A speech-impaired army veteran works as a bottle collector and lives in a shanty ghetto with a woman who depends on him to bring back a bottle of saki every evening. One morning, on a collection trip, he chances upon an abandoned baby girl in a basket with a note that says "Please give baby Mei a good home." He brings Mei home to raise as his own.

However, his companion is visibly upset with the presence of Mei and the attention he lavishes on her. The next evening, he decides to buy a can of powdered condensed milk for Mei at the expense of the saki. Upon reaching home, his companion bruises his eye. The next evening he brings home a bottle of saki but his companion had left him and Mei with a neighbor.

The man dotes on her and the neighbors also protect and love her. Mei eventually grows up into a beautiful young woman. She meets a singer-songwriter and they traverse the bar scene as a singing couple. They are talent-spotted by a record producer-manager looking for new talent. However, the record producer only wants Mei, not her boyfriend.
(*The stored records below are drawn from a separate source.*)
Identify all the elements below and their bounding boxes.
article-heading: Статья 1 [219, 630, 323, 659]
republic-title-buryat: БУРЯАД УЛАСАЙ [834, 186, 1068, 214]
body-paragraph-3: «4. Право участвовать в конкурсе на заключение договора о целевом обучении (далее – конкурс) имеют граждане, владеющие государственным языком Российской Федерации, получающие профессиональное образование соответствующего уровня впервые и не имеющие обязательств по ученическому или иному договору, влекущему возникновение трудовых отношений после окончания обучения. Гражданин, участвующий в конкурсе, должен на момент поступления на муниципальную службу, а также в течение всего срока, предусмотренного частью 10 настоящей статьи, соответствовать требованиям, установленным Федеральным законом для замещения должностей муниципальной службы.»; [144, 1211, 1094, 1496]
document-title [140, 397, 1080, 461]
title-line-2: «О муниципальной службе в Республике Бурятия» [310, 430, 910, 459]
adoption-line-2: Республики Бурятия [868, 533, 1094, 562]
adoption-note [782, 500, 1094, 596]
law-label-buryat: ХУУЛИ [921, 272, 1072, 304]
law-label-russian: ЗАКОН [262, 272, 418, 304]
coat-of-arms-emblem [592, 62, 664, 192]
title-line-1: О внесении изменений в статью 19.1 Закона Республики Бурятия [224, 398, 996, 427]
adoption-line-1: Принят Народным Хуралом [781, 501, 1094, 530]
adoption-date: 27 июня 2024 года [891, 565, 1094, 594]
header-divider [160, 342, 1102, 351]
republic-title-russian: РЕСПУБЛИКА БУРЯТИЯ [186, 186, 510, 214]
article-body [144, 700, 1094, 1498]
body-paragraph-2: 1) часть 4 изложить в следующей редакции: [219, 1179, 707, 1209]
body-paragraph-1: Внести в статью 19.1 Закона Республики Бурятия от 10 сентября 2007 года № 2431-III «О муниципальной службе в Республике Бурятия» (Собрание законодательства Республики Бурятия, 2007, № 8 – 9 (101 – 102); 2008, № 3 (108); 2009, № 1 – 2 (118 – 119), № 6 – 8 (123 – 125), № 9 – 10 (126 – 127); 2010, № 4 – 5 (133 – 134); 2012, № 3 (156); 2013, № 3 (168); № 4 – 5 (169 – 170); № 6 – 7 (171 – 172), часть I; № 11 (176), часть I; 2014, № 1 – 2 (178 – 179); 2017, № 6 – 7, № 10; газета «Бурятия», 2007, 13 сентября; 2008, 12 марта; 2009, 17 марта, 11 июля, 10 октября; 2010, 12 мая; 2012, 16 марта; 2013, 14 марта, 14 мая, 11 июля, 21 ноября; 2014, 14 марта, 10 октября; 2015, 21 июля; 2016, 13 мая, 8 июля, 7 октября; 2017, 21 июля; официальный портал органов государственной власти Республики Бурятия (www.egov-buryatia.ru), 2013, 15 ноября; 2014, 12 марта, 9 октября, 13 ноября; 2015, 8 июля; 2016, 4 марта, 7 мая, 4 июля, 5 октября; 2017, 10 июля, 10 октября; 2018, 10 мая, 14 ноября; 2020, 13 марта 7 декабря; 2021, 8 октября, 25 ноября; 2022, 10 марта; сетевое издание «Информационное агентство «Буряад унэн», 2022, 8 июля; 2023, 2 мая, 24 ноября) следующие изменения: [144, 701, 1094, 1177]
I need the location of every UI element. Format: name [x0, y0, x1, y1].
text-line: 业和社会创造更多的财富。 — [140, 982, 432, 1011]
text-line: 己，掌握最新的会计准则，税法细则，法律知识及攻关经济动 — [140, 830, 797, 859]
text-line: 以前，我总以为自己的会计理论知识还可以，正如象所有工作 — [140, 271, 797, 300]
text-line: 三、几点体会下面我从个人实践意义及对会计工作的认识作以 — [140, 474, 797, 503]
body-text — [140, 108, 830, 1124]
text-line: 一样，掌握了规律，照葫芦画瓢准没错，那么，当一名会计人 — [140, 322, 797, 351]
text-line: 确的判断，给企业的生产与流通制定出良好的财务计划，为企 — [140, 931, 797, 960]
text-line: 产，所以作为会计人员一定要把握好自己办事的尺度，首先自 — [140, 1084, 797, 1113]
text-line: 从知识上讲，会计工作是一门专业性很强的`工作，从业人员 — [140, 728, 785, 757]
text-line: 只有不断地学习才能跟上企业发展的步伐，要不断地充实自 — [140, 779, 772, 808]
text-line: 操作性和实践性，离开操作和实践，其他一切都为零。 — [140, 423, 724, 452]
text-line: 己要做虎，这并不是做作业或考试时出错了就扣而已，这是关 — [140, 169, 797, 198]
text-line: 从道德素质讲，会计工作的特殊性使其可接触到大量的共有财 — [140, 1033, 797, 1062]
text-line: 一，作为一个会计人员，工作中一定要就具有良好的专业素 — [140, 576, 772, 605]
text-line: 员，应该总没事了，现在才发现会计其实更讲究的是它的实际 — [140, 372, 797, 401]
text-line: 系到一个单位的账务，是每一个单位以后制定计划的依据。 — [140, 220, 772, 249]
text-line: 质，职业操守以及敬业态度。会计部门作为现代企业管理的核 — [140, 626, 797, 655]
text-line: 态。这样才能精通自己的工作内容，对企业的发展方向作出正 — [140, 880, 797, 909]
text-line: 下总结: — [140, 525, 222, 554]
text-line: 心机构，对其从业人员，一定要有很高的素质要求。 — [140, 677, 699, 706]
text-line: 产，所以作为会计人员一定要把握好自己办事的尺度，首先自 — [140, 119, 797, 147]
Mei signs a contract with the producer as her manager. Her manager reinvents Mei's image by masking her native and Taiwanese Hokkien linguistic origins, portraying her as the daughter of a rich and respectable family that has since emigrated to the United States, with Mei deciding to stay behind to pursue her singing career. Mei's popularity explodes while her boyfriend languishes along with her father and friends. Her neighbors are upset that she has abandoned her father for fame and fortune. When she returns, her neighbors and dad show up at a publicity party her manager threw for her, where the manager denies her relationship with her father. Mei shuns her father and friends.

One evening, Mei attempts to visit her father without knowing that her ghetto was forcibly demolished by city authorities and where they relocated to. Coincidentally, his father's former companion arrives and ask her about the whereabouts of a friend she has missed for twenty years. However, Mei and her father's former girlfriend are unaware of their connection.

Her father grows depressed and reflects on her years raising Mei. He collapses from depression and hypertension while watching her concert on TV with his neighbors. He is brought to the hospital dying and his widowed neighbor, with whom he has grown intimate, rushes to the concert to get Mei's attention. Mei reaches the hospital too late and breaks down in tears. Afterwards, she decides to sing a song about her father entitled "Any empty bottles for sale?", which her father used to shout in his native Hokkien during his collecting runs.

Social-political backdrop of the plot



The movie was released in 1983 amidst rejuvenated Taiwanese nationalist sentiment and the gradual liberalisation of Taiwanese media from the strangle hold of the mainland-Chinese dominated authoritarian government. During this period, there was renewed tensions between the local-born populace and migrants from mainland China.

The inclusion of the local dialect, Taiwanese Hokkien, was considered especially poignant as it had been banned by the government since the 1960s. It also depicts, for the first time in Taiwanese cinema, the controversial process of rapid urbanization through demolition-and-relocation.